The Falcons had flown Jerry, his mother and sister in on Arthur Blank’s private jet, along with second-round pick William Moore and his mother. They arrived at 2 a.m. at Chateau Elan, where they spent the night.

The big ol’ country guy, as Falcons GM Thomas Dimitroff called Jerry, said it was just an extension of the royal treatment he’d felt from the Falcons since they brought him in for a visit a week ago.

“I had told my sister a couple days before, ‘I really think I’m going to Atlanta,’ ” Jerry said. “They were the only team that worked me out. They put me in this big house on the lake [Lake Lanier]. I’m like, ‘Yeah, this is really nice right here.’ It’s a blessing to be here.”

Jerry is from Batesville, Miss., a town of 7,600. He grew up hunting, fishing and riding horses. His father farms. His mother, who split from his father when Jerry was a teenager, has worked one job after another to raise seven children.

Onethia has worked at an auto parts plant. She drove a school bus. She tended to the salad bar at the Western Sizzler. Now she paints coffin handles at the Batesville Casket Co.

She used to work the midnight shift until she was injured when a 100-pound barrel fell on her leg. For that, they moved her to the day shift.

So when you ask Jerry where he gets the motor that Dimitroff talks about, that unrelenting energy that helped make him the second defensive tackle taken in the draft, he looks in one direction.

“From my mom,” Jerry said. “She’s a hard worker.”

Onethia also recognized the value of football for Peria.
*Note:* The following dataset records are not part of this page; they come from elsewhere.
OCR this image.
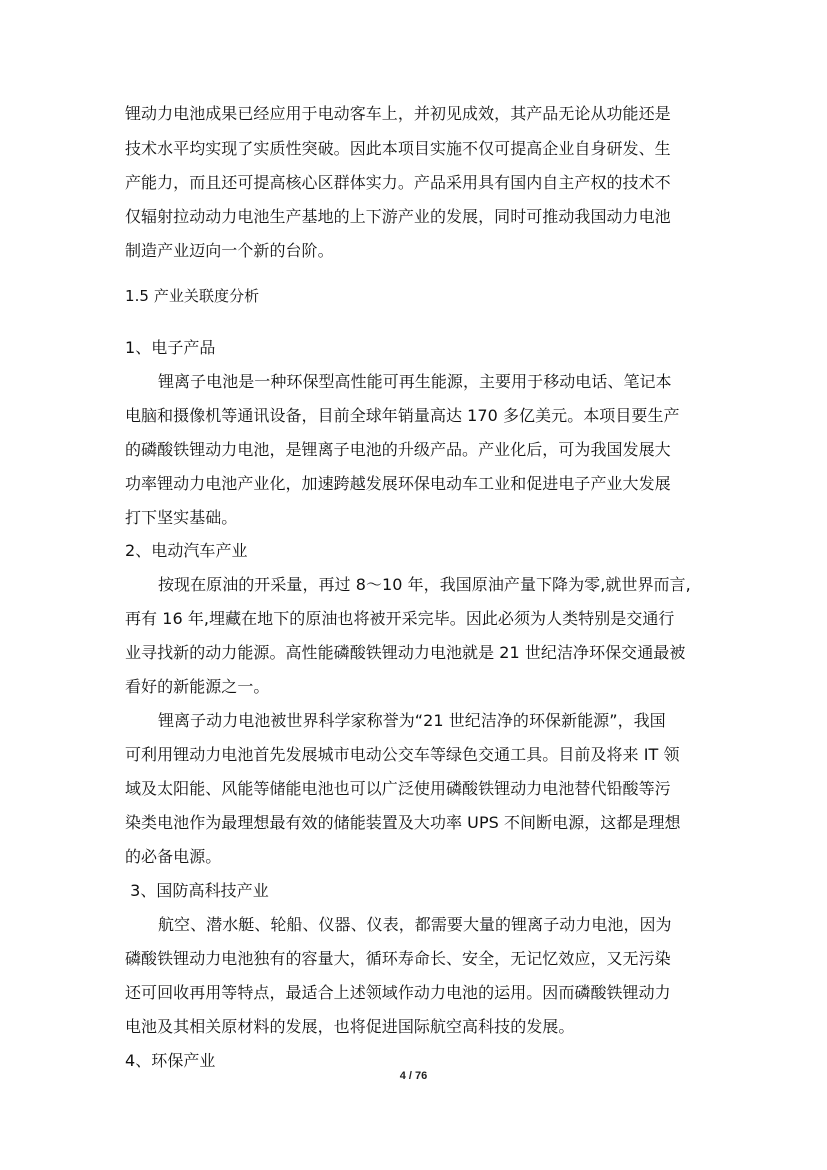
锂动力电池成果已经应用于电动客车上，并初见成效，其产品无论从功能还是
技术水平均实现了实质性突破。因此本项目实施不仅可提高企业自身研发、生
产能力，而且还可提高核心区群体实力。产品采用具有国内自主产权的技术不
仅辐射拉动动力电池生产基地的上下游产业的发展，同时可推动我国动力电池
制造产业迈向一个新的台阶。
1.5 产业关联度分析
1、电子产品
锂离子电池是一种环保型高性能可再生能源，主要用于移动电话、笔记本
电脑和摄像机等通讯设备，目前全球年销量高达 170 多亿美元。本项目要生产
的磷酸铁锂动力电池，是锂离子电池的升级产品。产业化后，可为我国发展大
功率锂动力电池产业化，加速跨越发展环保电动车工业和促进电子产业大发展
打下坚实基础。
2、电动汽车产业
按现在原油的开采量，再过 8～10 年，我国原油产量下降为零,就世界而言,
再有 16 年,埋藏在地下的原油也将被开采完毕。因此必须为人类特别是交通行
业寻找新的动力能源。高性能磷酸铁锂动力电池就是 21 世纪洁净环保交通最被
看好的新能源之一。
锂离子动力电池被世界科学家称誉为“21 世纪洁净的环保新能源”，我国
可利用锂动力电池首先发展城市电动公交车等绿色交通工具。目前及将来 IT 领
域及太阳能、风能等储能电池也可以广泛使用磷酸铁锂动力电池替代铅酸等污
染类电池作为最理想最有效的储能装置及大功率 UPS 不间断电源，这都是理想
的必备电源。
3、国防高科技产业
航空、潜水艇、轮船、仪器、仪表，都需要大量的锂离子动力电池，因为
磷酸铁锂动力电池独有的容量大，循环寿命长、安全，无记忆效应，又无污染
还可回收再用等特点，最适合上述领域作动力电池的运用。因而磷酸铁锂动力
电池及其相关原材料的发展，也将促进国际航空高科技的发展。
4、环保产业
4 / 76
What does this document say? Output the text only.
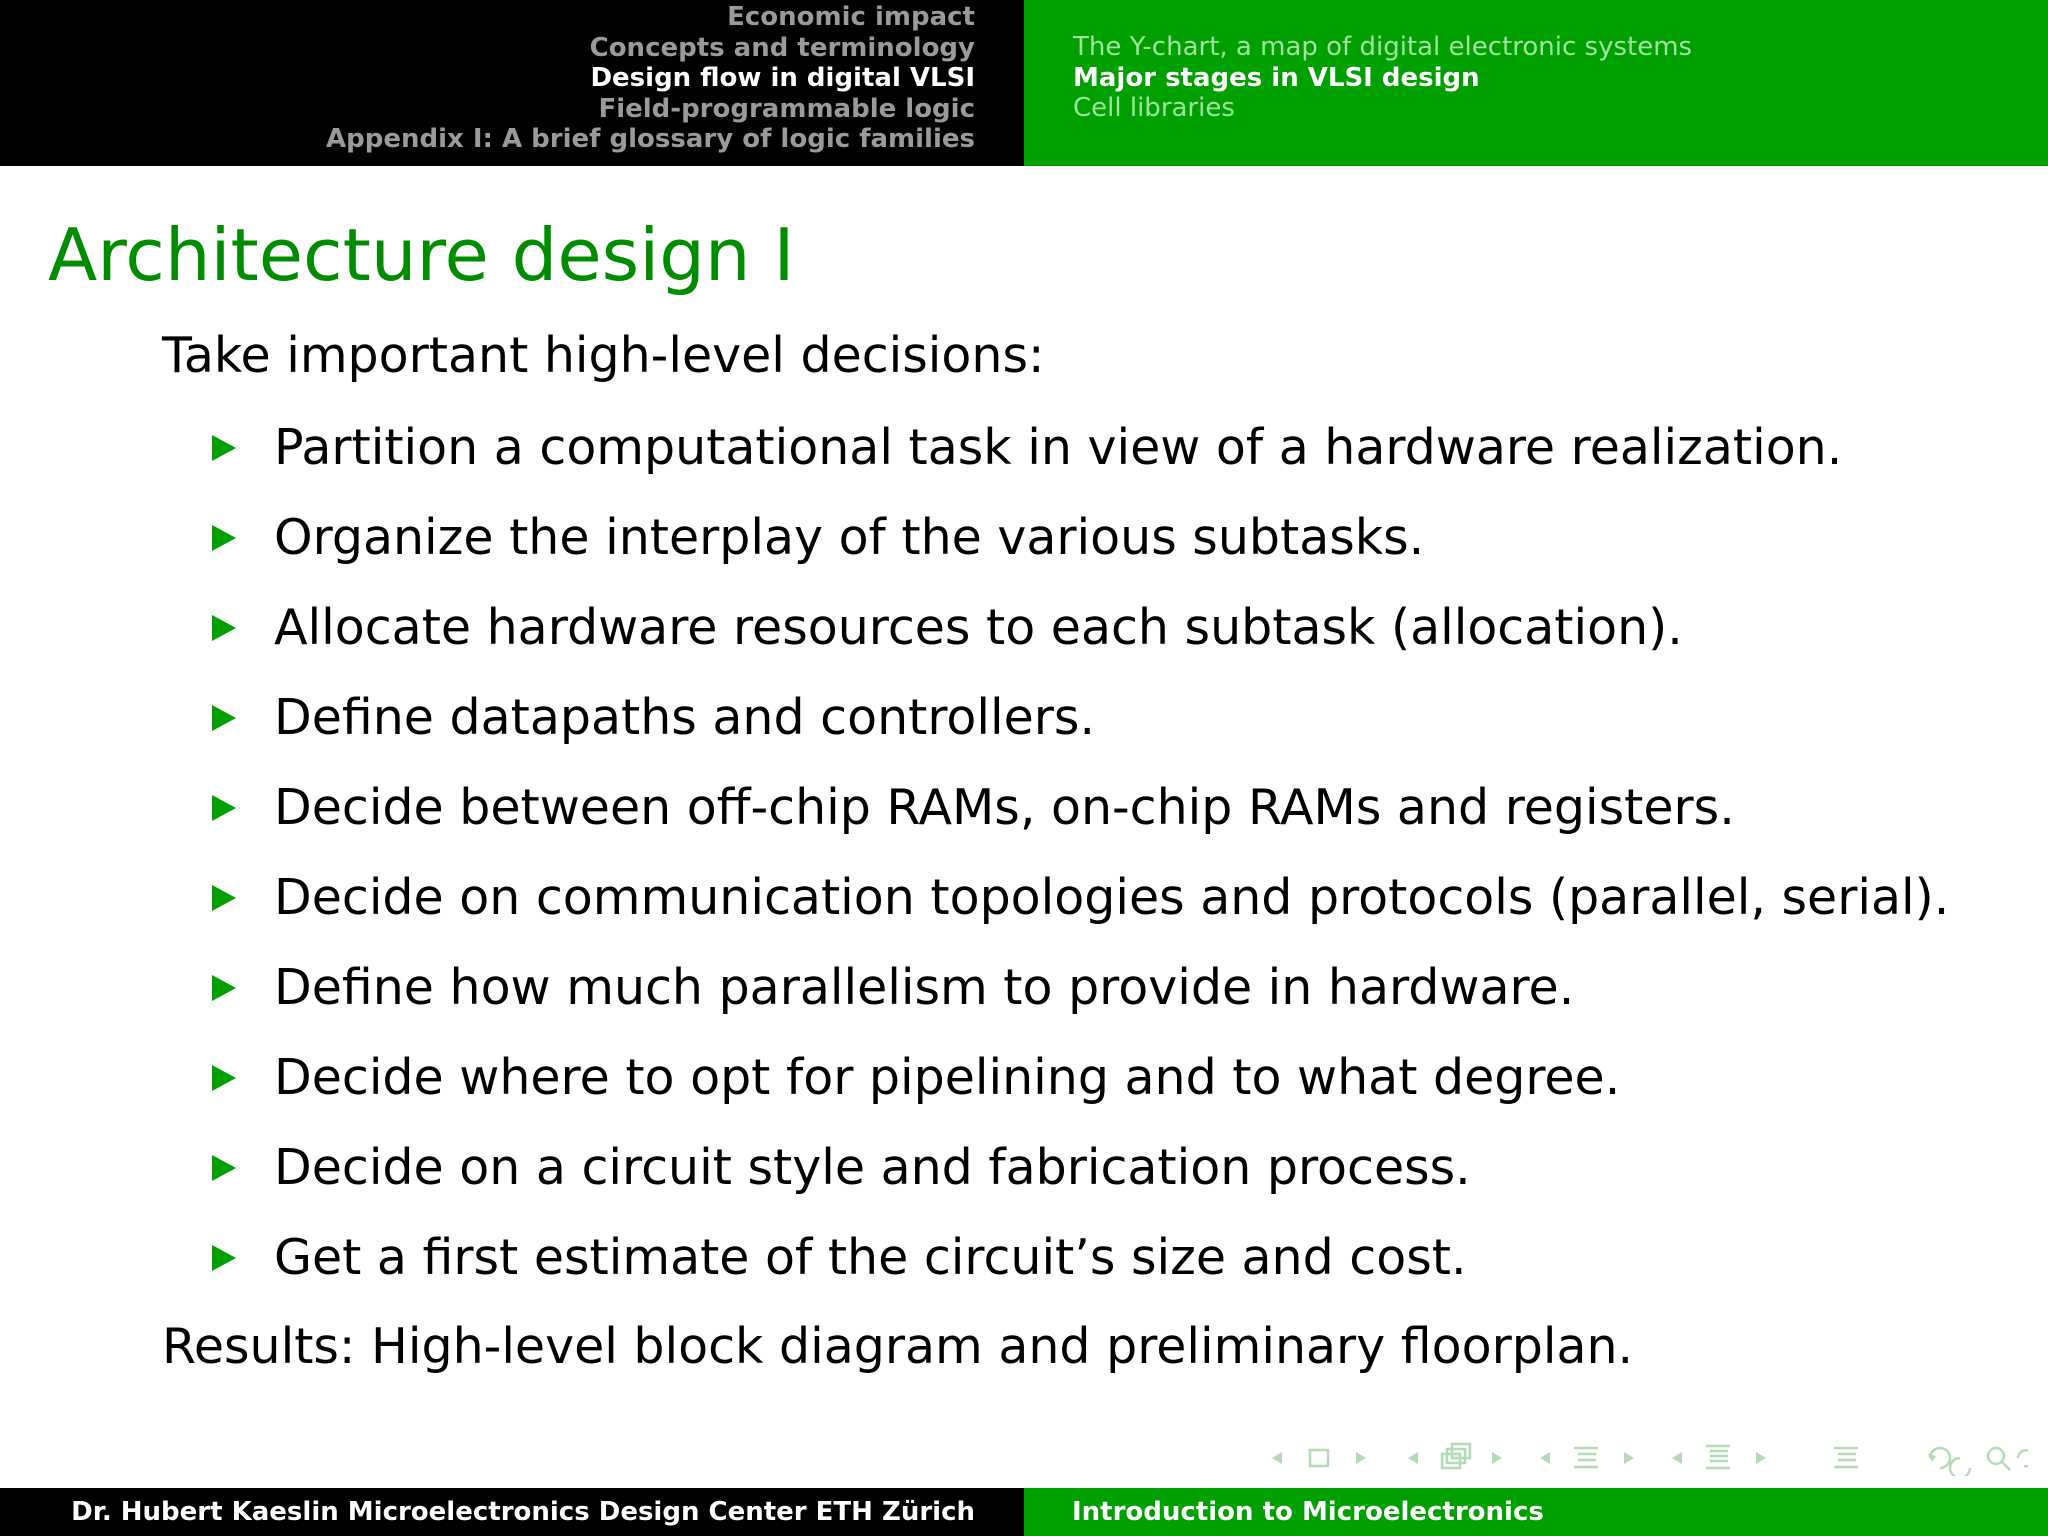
Economic impact
Concepts and terminology
Design flow in digital VLSI
Field-programmable logic
Appendix I: A brief glossary of logic families
The Y-chart, a map of digital electronic systems
Major stages in VLSI design
Cell libraries
Architecture design I
Take important high-level decisions:
Partition a computational task in view of a hardware realization.
Organize the interplay of the various subtasks.
Allocate hardware resources to each subtask (allocation).
Define datapaths and controllers.
Decide between off-chip RAMs, on-chip RAMs and registers.
Decide on communication topologies and protocols (parallel, serial).
Define how much parallelism to provide in hardware.
Decide where to opt for pipelining and to what degree.
Decide on a circuit style and fabrication process.
Get a first estimate of the circuit’s size and cost.
Results: High-level block diagram and preliminary floorplan.
Dr. Hubert Kaeslin Microelectronics Design Center ETH Zürich	Introduction to Microelectronics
When his father frowned on it, his mother covered his chores for him, and he played junior high football without his dad knowing.

By the time he was in high school, his father heard his name called repeatedly in radio broadcasts of South Panola High games. By then, Jerry was on his way, and not close enough to his father for it to make much of a difference.

On Sunday, his mother sat proudly in the front row of Jerry’s introductory news conference wearing a red Falcons cap, with the words written in black Sharpie ink: “To Mom, Peria Jerry, 98.”

“All I want him to do is be happy,” she says.

He sure looked it Sunday.

“Who would have ever thought? Country boy, small town, Batesville, Miss.,” said his sister Penisha Peppers, 27. “First he gets past the high school level and gets to college level. In the NFL? Wow.”